King of Tigre, comrade true
Where in all thine isles art thou?
Sailing on Fonseca blue?
Nearing Amapala now?
King of Tigre, where art thou?
Battling for Antilles' queen?
Saber hilt, or olive bough?
Crown of dust, or laurel green?
Roving love, or marriage vow?
King and comrade, where art thou?
Sailing on Pacific seas?
Pitching tent in Pimo now?
Underneath magnolia trees?
Thatch of palm, or cedar bough?
Soldier singer, where art thou?
Coasting on the Oregon?
Saddle bow, or birchen prow?
Round the Isles of Amazon?
Pampas, plain, or mountain brow?
Prince of rovers, where art thou?
 

This was a brave old boyhood friend in the Mount Shasta Days. You will find him there as the Prince in my “Life Among the Modocs,” “Unwritten History, Paquita,” “My Life Among the Indians,” “My Own Story,” or whatever other name enterprising or piratical publishers, Europe or America, may have chosen to give the one prose book Mulford and I put out in London during the Modoc war. This man, Prince Thomas, now of Leon, Nicaragua, was a great favorite and my best friend, in one sense for years in Europe. He had passed the most adventurous life conceivable, at one time having been king of an island. He gloried in the story of his wild life, spent money like a real prince, and was the envy and admiration of fashionable club men.

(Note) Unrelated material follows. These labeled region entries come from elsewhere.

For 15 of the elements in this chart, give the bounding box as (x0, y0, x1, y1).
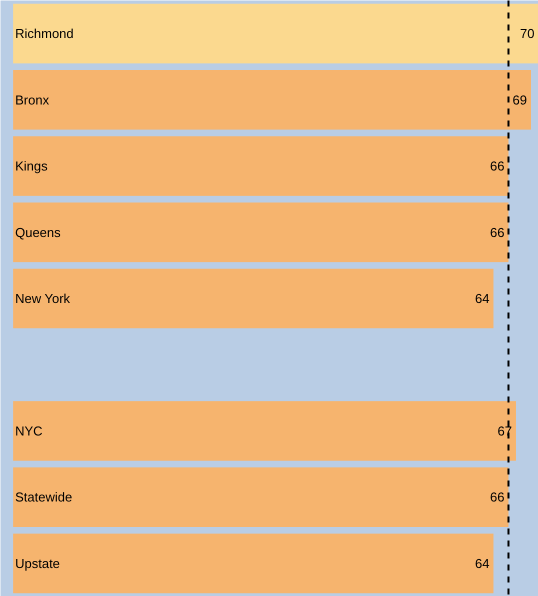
y-tick-label: NYC (15, 423, 43, 438)
y-tick-label: Statewide (15, 490, 72, 505)
y-tick-label: Bronx (15, 92, 50, 108)
data-label: 70 (520, 26, 535, 42)
data-label: 69 (512, 92, 528, 108)
data-label: 64 (475, 291, 490, 306)
data-label: 64 (475, 556, 490, 571)
y-tick-label: Queens (15, 224, 62, 240)
y-tick-label: New York (15, 291, 71, 306)
y-tick-label: Kings (15, 158, 48, 174)
data-label: 66 (490, 224, 504, 240)
y-tick-label: Upstate (15, 556, 60, 571)
data-label: 66 (490, 158, 504, 174)
y-tick-label: Richmond (15, 26, 74, 42)
data-label: 66 (490, 490, 504, 505)
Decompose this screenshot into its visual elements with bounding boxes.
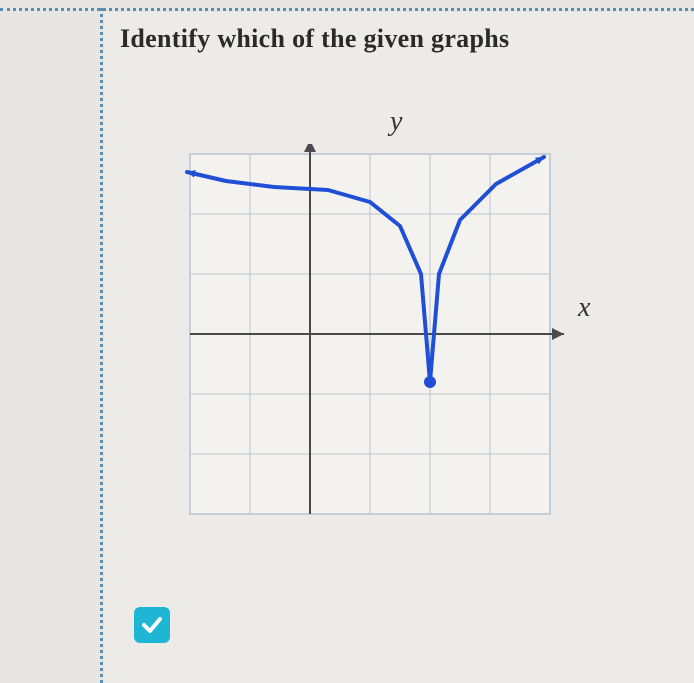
dotted-divider-top [0,8,694,11]
content-area: Identify which of the given graphs y x [104,12,694,683]
graph-container: y x [180,144,600,524]
dotted-divider-left [100,8,103,683]
x-axis-label: x [578,292,590,324]
question-text: Identify which of the given graphs [120,24,678,54]
y-axis-label: y [390,106,402,138]
check-icon [140,613,164,637]
answer-checkbox[interactable] [134,607,170,643]
function-graph [180,144,600,524]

“Where in all the world, and when, did he get so much money?” once asked the president of the Savage Club.

“Well, I am not certain whether it was as a pirate of the South Seas or merely as a brigand of Mexico,” I answered.

This answer coming to the ears of Thomas, he so far from being angered was greatly pleased and laughed heartily over. It with some friends at Lord Houghton's table.